Minimizing the expected maximum lateness for a job shop subject to stochastic machine breakdowns

This paper addresses a stochastic job shop scheduling problem with sequence-dependent setup times, aiming to minimize the expected maximum lateness. The stochastic nature is modeled by considering uncertain times between failures (TBF) and uncertain times to repair (TTR). To tackle this problem, a simheuristic approach is proposed, which combines a tabu search (TS) algorithm with Monte Carlo simulation. A total of 320 instances were used to conduct multiple experiments. Instances were generated with two distributions to study the behavior of stochastic TTR and TBF under log-normal and exponential distributions. Firstly, the performance of the simheuristic was evaluated for small instances by comparing it with the simulation of optimal solutions obtained with a mixed-integer linear programming (MILP) model. The simheuristic approach demonstrated an average improvement of around 7% compared to the simulation of MILP model solutions.

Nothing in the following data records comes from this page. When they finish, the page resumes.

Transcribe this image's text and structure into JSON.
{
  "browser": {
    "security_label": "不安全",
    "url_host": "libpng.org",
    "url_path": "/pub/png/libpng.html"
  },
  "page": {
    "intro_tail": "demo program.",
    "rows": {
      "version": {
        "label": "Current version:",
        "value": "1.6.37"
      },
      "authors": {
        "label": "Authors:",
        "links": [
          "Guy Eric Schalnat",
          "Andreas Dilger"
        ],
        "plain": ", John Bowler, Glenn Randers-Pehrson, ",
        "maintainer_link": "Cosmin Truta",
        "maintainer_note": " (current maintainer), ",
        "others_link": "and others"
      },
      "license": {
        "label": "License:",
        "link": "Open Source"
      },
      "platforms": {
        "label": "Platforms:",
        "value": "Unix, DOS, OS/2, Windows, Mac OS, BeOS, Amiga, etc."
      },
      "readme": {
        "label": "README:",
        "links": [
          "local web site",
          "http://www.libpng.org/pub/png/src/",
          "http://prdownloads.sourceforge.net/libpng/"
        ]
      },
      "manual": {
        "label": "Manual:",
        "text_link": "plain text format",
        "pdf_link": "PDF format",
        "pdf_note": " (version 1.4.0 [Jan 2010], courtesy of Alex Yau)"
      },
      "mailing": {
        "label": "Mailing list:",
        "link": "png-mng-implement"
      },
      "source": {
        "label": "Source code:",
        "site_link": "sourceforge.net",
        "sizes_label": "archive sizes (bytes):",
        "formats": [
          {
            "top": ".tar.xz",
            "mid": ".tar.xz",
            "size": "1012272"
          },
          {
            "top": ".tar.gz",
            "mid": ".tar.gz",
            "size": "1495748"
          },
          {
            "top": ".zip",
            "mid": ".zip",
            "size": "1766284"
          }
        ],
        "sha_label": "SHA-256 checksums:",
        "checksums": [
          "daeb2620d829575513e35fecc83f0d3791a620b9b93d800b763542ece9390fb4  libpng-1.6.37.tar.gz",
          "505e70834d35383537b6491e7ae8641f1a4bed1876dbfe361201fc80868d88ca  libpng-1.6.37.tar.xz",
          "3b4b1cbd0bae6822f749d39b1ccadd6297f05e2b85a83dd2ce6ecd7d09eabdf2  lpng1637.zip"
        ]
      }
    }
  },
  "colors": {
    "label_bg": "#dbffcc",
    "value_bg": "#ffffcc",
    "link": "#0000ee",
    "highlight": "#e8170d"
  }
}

Secondly, the simheuristic performance was evaluated for medium and large-size instances by comparing it with the simulation of the solutions obtained by the earliest due date (EDD) and process time plus work in the next queue plus negative slack (PT + WINQ + SL) dispatching rules. The results showed an average improvement of around 11% compared to EDD and 14% compared to PT + WINQ + SL. Furthermore, the results highlight that even when the two distributions have the same expected value and coefficient of variation, they can yield different expected maximum lateness values. This emphasizes the importance of precise distribution fitting when solving real cases to achieve effective scheduling performance.